Sunday, August 16, 2009

How to Identify Antiques

Here are 6 helpful tips I found and wanted to share

Ask yourself where the item came from. Was it passed down in your family from generation to generation? Then it might be antique--although not always necessarily so. Maybe you found the item in a flea market or estate auction. Antiques are stumbled upon in all these situations but remember, just because an item is old does not mean it is always an antique

Make a small investment in magazines and books about antiques. Publications about identifying antiques are very helpful. They offer advice and information on the latest "popular" fads in antiques and how to tell if something is real or a fake copy. If you'd rather not purchase your own copies, libraries and the Internet offer invaluable free tips and advice about antiques and authenticity of such items

Step 3
Look for the item's manufacturer. Some items will have an identifying mark used by a manufacturer somewhere on the item. Usually it is on the underside of the piece. If it was produced by a company--it may bear a stamp or indentation--pressed into the item by a piece of machinery or stamping equipment. If it is a handmade piece, for example, a piece of pottery, then it may be hand-signed or have identifying marks such as the creators name, year or sometimes a tiny copyrighting symbol or date.

Step 4
Research the general decade you think the item came from. For example, Roll top desks, often found to be antiques now, were made in general in the 1940's and 1950's. By researching that time frame you can discover information that could tell you if a particular desk you might own is a valuable original antique or a more recent copy of the real thing.

Step 5
Be aware that antiques are generally judged by two main criteria, the period of time when made and the materials it was made from.
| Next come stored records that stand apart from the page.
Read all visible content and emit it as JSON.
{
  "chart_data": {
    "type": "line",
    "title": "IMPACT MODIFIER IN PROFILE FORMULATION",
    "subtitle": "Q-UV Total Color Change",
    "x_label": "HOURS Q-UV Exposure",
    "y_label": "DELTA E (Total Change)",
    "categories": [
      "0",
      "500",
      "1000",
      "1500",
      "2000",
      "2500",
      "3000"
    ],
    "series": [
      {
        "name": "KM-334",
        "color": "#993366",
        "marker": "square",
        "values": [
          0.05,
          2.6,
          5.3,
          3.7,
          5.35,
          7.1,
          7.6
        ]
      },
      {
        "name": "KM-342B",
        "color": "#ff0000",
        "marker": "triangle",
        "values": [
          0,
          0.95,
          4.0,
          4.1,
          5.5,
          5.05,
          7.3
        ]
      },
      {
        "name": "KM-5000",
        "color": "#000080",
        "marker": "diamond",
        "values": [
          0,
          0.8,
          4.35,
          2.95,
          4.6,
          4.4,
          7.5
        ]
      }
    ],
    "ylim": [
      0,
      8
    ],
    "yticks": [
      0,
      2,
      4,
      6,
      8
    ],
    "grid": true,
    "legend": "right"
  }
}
Certain kinds of cloth, wood or glazing techniques were only available in a limited time frame. If you have something that looks old, or even has marks identifying it as antique, it may still only be a copy if it is made out of the wrong material for the decade it is supposedly from. You might still have a collectible item, but it won't be considered an antique.

Step 6
Valuable antiques or junk? Visit a reputable appraiser. You've done some research in identifying your item but are still not 100 percent sure of the value and authenticity of your item. It is time to visit an appraiser. An experienced appraiser has a highly critical eye and is very experienced at weeding out "fake " antiques. They can tell you if you do indeed possess a valuable antique collectible or just an interesting worthless item. Never underestimate the importance of having your item appraised because some things that people mistake for junk sometimes have been discovered to be rare priceless antiques!